A l’origine, il y a la colère. Celle qui est attisée par le discours d’un candidat d’extrême droite à la présidentielle 2022, amplifiée par les « ça suffit ! » de la foule venue assister à son meeting. Celle qui brûle au coeur de Paul Gasnier, présent lors de ce meeting qu’il est venu couvrir en tant que journaliste, depuis l’homicide routier qui l’a privé de sa mère. Alors que ces deux colères auraient pu n’en faire qu’une, compte tenu du fait que le coupable du décès est un jeune délinquant récidiviste du nom de Saïd, la Collision est une enquête du fils de la victime pour comprendre comment deux vies et deux trajectoires si différentes ont pu se percuter ce soir du 6 juin 2012.


Entre drame familial et enquête sociétale
Comme il le dit lui-même dès le premier chapitre, Paul Gasnier aurait pu écrire ce récit autobiographique entre colère et tristesse.
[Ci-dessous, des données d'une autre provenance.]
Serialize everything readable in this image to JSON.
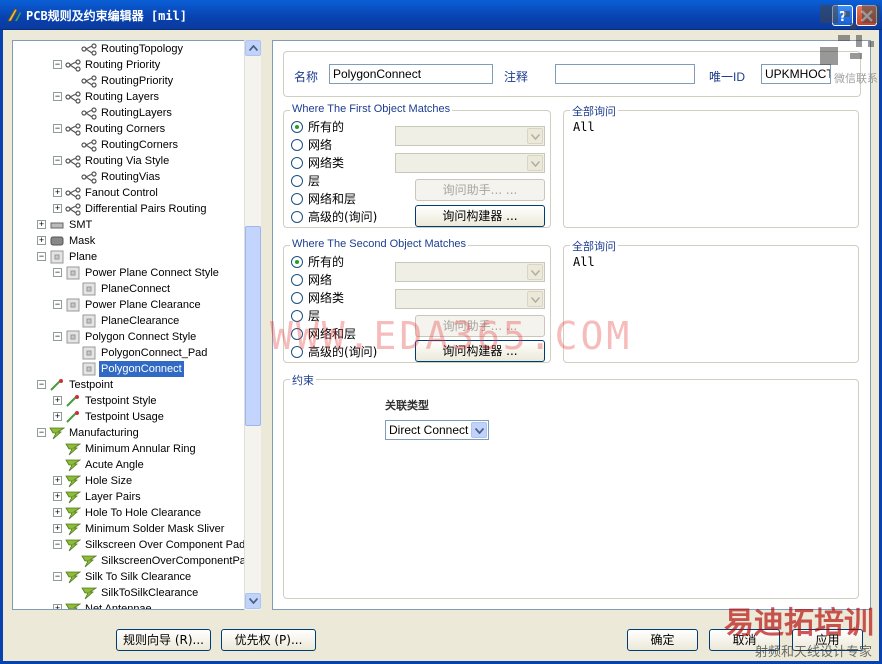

Mais il n’en sera rien. Parce qu’il est le fils d’une famille ouverte et éclairée. Parce qu’il est journaliste aussi.
Ce livre est le récit de cette collision, qui n’est ni un accident ni un meurtre. Une histoire française du début du XXe siècle, où deux destins parallèles voués à s’ignorer se sont percutés, dans un pays éclaté et malade.
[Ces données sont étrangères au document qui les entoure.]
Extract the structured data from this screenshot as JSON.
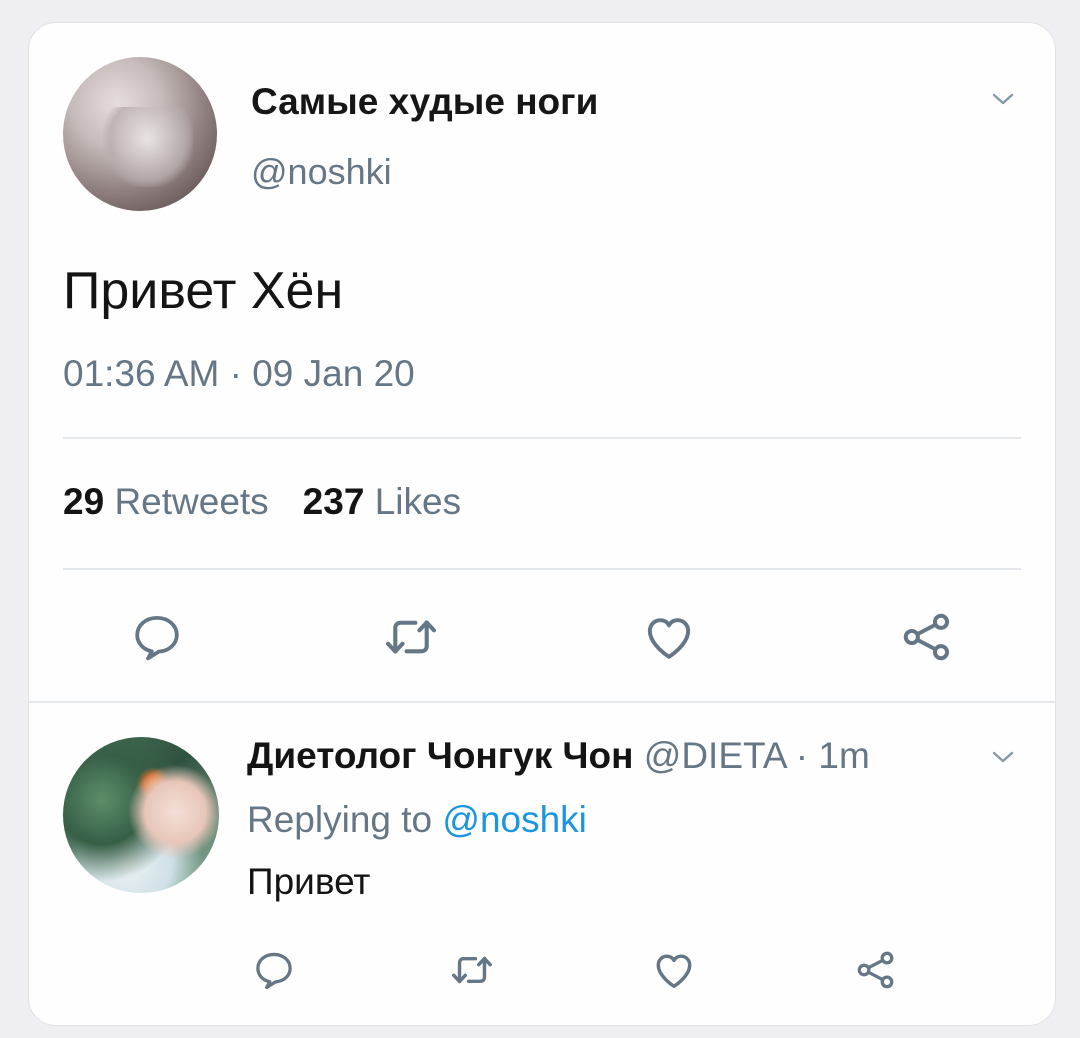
{
  "tweet": {
    "author_name": "Самые худые ноги",
    "author_handle": "@noshki",
    "text": "Привет Хён",
    "timestamp": "01:36 AM · 09 Jan 20",
    "retweets_count": "29",
    "retweets_label": "Retweets",
    "likes_count": "237",
    "likes_label": "Likes"
  },
  "reply": {
    "author_name": "Диетолог Чонгук Чон",
    "meta": "@DIETA · 1m",
    "replying_prefix": "Replying to",
    "replying_handle": "@noshki",
    "text": "Привет"
  },
  "icons": {
    "reply": "reply-icon",
    "retweet": "retweet-icon",
    "like": "heart-icon",
    "share": "share-icon",
    "more": "chevron-down-icon"
  },
  "colors": {
    "secondary_text": "#657786",
    "link": "#1b95e0",
    "icon": "#657786"
  }
}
Le récit entremêle chapitres consacrés à sa mère, au jour de sa mort, à son histoire personnelle, à son parcours et chapitres dans lesquels Paul Gasnier enquête sur le jeune coupable de l’homicide routier, sur sa famille et son entourage. Sans pathos ni froideur, il remonte les fils de leurs deux histoires afin de comprendre les raisons de cette collision.
La Collision est l’histoire d’un fils qui ne peut faire son deuil mais aussi celle de deux familles qui représentent, chacune à leur manière, une partie de l’histoire de la France actuelle, fracturée et dont les communauté sont souvent dressées les unes contre les autres.
Paul Gasnier cherche à donner du sens à cet événement qui a bouleversé sa vie et celle de sa famille. Pour ce faire, il va remonter le fil des témoins et acteurs qui ont côtoyé, de près ou de loin, les deux protagonistes de la collision. Témoins, policiers, juge, éducateur spécialisé et même la soeur de Saïd livrent ainsi leur vision et leurs ressentis.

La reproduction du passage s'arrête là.